Type: New Feature
Affects Version/s: None
Fix Version/s: None
From the mailing list:
Add an elastic scaling monitor and coordinator, i.e. a whirr process that would be running on some or all of the nodes that:
- would collect load metrics (both generic and specific to each application)
- would feed them through an elastic decision making engine (also specific to each application as it depends on the specific metrics)
- would then act on those decisions by either expanding or contracting the cluster.
- it must not be completely distributed, i.e. it can have a specific assigned node that will monitor/coordinate but this node must not be fixed, i.e. it could/should change if the previous coordinator leaves the cluster.

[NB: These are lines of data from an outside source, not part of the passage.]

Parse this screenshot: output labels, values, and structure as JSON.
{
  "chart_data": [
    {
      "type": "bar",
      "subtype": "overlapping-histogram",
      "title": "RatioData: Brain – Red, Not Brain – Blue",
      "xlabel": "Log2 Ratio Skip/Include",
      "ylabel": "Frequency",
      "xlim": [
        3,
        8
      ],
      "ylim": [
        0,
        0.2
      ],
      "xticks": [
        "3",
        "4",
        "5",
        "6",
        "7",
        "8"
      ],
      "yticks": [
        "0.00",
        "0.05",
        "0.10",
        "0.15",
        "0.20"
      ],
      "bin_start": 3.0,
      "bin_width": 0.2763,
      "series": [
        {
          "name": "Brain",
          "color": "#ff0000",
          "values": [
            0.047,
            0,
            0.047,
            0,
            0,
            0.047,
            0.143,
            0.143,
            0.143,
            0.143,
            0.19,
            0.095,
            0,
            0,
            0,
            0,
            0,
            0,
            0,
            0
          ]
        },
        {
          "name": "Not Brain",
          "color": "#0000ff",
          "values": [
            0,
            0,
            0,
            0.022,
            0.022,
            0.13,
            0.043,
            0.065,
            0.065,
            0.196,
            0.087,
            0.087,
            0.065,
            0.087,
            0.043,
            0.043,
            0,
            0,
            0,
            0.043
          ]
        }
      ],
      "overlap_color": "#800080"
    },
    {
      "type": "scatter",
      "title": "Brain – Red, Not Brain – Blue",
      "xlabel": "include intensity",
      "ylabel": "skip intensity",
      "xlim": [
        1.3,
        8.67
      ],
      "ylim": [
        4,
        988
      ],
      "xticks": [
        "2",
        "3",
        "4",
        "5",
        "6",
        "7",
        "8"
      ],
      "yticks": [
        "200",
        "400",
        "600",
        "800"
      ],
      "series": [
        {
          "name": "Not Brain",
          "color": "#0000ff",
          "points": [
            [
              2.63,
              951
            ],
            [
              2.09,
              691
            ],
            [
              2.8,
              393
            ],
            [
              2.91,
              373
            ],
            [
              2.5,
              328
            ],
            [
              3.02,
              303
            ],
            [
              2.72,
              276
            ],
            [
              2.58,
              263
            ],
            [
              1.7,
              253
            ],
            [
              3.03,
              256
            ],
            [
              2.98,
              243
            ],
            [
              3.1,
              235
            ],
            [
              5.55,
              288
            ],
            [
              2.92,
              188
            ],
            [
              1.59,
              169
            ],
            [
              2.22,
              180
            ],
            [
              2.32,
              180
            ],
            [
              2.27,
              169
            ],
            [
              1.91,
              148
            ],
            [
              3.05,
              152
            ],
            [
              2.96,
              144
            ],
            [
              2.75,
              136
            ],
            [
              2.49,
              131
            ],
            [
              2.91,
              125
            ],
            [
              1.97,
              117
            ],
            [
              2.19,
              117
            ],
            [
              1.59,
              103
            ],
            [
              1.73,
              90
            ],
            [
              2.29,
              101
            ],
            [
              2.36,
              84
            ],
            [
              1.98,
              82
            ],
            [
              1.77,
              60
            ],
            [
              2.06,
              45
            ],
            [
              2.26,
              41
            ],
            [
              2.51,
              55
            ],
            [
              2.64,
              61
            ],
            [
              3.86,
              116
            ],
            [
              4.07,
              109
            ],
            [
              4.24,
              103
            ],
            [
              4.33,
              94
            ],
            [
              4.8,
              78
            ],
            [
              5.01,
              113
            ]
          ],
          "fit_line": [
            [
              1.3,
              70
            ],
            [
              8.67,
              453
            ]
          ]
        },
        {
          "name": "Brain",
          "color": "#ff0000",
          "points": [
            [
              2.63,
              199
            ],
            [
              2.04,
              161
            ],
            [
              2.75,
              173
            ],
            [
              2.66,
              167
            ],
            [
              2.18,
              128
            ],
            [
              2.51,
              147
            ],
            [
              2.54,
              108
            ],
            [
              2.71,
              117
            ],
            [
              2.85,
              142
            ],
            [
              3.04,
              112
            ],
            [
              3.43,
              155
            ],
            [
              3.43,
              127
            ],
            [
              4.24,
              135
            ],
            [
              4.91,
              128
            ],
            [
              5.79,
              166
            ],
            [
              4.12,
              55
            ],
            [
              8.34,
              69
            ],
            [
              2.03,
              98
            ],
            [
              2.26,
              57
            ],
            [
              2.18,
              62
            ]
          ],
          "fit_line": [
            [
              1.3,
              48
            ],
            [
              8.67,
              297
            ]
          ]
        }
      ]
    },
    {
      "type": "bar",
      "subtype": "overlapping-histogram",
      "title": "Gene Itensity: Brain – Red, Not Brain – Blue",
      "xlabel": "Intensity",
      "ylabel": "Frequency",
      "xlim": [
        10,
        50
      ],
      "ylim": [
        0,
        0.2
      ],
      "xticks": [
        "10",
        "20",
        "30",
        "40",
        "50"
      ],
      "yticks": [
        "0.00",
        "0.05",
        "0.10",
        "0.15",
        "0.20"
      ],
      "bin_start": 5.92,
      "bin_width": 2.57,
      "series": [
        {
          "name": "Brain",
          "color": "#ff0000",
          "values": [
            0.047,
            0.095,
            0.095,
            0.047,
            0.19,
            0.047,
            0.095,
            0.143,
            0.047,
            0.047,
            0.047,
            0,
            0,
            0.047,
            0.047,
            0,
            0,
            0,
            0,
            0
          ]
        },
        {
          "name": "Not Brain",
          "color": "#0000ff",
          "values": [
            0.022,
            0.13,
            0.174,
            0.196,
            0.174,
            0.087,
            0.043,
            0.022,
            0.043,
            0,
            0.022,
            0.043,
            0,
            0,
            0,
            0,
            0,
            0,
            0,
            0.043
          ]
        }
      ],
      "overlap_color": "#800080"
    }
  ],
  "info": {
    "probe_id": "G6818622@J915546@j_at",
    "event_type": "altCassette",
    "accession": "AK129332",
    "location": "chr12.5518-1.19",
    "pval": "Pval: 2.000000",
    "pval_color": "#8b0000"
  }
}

- each application would define the set of metrics that it emits and use a local monitor process to feed them to the coordinator.
- the monitor process should emit some standard metrics (Disk I/O, CPU Load, Net I/O, memory)
- the coordinator would have a pluggable decision engine policy also defined by the application that would consume metrics and make a decision.
- whirr would take care of requesting/releasing nodes and adding/removing them from the relevant services.
Some implementation ideas:
- it could tun on top of zookeeper. zk is already a requirement for several services and would allow to reliably store coordinator state so that another node can pickup if the previous coordinator leaves the cluster.
- it could use Avro to serialize/deserialize metrics data
- it should be optional, i.e. simply another service that the whirr cli starts
- it would also be nice to have a monitor/coordinator web page that would display metrics and view cluster status in an aggregated view.